Master en économie circulaire à Abidjan : la relève africaine pour un développement durable
Un nouveau master en Côte d’Ivoire pour révolutionner l’économie circulaire et la RSE
L’Institut National Polytechnique Félix Houphouët-Boigny (INP-HB), via son Centre d’Excellence en Valorisation des Produits (CEA VALOPRO), a lancé officiellement le Master Économie Circulaire, Transition Écologique et Développement Durable (ECOTEDD). Cette cérémonie d’ouverture, organisée à Abidjan, marque une étape clé dans la formation d’une génération d’experts engagés pour transformer les modèles économiques africains.
Une initiative ambitieuse pour une Afrique durable et résiliente
Le séminaire inaugural, placé sous le thème « Afrique durable, Côte d’Ivoire résiliente : RSE et économie circulaire comme leviers d’un nouveau modèle de développement », a rassemblé des acteurs majeurs : décideurs publics, chefs d’entreprise, experts internationaux et partenaires techniques. Ensemble, ils ont échangé sur les défis cruciaux de la transition écologique, en abordant des sujets comme la gestion des déchets, la lutte contre la déforestation ou encore les obstacles liés aux financements climatiques.
L’économie circulaire au cœur des solutions africaines
Selon le professeur Benjamin Yao, coordonnateur du CEA VALOPRO, l’économie circulaire représente une réponse concrète aux réalités du continent. « Ce modèle conserve la valeur des ressources, transformant ce que nous considérons aujourd’hui comme des déchets en opportunités économiques de demain », a-t-il expliqué.

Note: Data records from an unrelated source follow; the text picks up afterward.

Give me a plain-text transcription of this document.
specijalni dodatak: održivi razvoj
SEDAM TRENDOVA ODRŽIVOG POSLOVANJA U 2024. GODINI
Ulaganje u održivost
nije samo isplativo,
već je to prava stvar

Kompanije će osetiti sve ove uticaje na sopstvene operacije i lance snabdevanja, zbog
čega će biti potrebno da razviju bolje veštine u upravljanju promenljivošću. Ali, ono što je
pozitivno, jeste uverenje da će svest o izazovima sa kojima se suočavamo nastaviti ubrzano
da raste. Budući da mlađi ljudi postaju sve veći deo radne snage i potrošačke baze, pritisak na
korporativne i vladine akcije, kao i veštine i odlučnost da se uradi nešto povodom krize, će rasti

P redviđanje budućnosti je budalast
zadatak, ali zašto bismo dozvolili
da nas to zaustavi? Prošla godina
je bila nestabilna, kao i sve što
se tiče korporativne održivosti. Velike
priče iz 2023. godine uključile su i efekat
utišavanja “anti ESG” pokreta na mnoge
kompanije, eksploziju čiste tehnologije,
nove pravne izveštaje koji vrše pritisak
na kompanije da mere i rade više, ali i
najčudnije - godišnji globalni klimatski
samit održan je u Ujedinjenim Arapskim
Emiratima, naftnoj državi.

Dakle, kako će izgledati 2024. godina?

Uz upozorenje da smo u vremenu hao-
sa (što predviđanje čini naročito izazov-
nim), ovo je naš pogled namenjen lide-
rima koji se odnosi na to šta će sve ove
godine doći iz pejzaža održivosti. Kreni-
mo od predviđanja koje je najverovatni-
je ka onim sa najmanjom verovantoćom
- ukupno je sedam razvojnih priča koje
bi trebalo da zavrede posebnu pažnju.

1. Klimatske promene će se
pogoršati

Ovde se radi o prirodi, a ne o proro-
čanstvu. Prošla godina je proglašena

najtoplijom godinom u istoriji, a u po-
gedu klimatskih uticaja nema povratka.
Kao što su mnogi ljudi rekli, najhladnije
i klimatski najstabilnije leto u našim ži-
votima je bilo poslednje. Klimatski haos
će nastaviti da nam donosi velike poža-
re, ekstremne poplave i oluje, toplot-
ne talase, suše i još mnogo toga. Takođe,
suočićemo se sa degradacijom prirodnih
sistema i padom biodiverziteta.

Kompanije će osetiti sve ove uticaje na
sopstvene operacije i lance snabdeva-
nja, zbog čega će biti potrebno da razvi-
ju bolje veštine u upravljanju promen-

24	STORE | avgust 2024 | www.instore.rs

Il a illustré son propos par des exemples concrets, notamment dans les filières anacarde et cacao, montrant comment des sous-produits autrefois négligés peuvent devenir des sources de revenus durables.
Le professeur Yao a également insisté sur l’importance d’adopter des solutions contextualisées et adaptées aux spécificités africaines. « Copier les modèles occidentaux n’est pas une option. Il faut créer des approches simples, efficaces et durables, ancrées dans nos réalités locales », a-t-il déclaré.
La RSE et les financements climatiques : des leviers à renforcer
Les débats ont également mis en lumière les limites actuelles de la Responsabilité Sociétale des Entreprises (RSE). Malgré des progrès, elle reste insuffisamment intégrée dans les stratégies des organisations. Plusieurs intervenants ont souligné que la RSE devient progressivement un critère d’accès aux marchés publics, appelant les entreprises à passer d’une démarche communicationnelle à une véritable intégration dans leur gouvernance.
Sur le front des financements climatiques, un paradoxe persiste : des ressources existent, mais leur mobilisation reste complexe. Les experts ont pointé du doigt des procédures administratives lourdes et techniques. « Former des compétences locales capables de monter des dossiers conformes aux standards internationaux est essentiel », ont-ils conclu.
Les étudiants s’engagent pour un avenir durable
Abraham Bosson, délégué de la première promotion du Master ECOTEDD, a partagé la vision de sa génération. « Nous croyons en une Afrique capable d’innover, de valoriser ses ressources locales et de construire un développement adapté à ses réalités », a-t-il affirmé. Il a souligné la responsabilité historique des jeunes dans cette transition : « Devenir des acteurs du changement, porteurs de projets innovants et durables, est notre devoir ».
Pour lui, ce master ne se limite pas à un cadre académique. « L’objectif est d’impacter concrètement les entreprises, les institutions et les communautés », a-t-il précisé. Le programme, accessible en ligne et très sélectif, forme en deux ans des experts en valorisation des déchets, RSE, finance climatique et montage de projets environnementaux, avec une forte dimension pratique.
Former la relève pour répondre aux enjeux du continent
Cette initiative de l’INP-HB vise à doter la Côte d’Ivoire et l’Afrique d’un capital humain qualifié, capable de répondre aux défis du développement durable. Avec un prochain appel à candidatures prévu dans les semaines à venir, le Master ECOTEDD ambitionne de renforcer une dynamique collective en faveur d’une économie plus circulaire, inclusive et résiliente.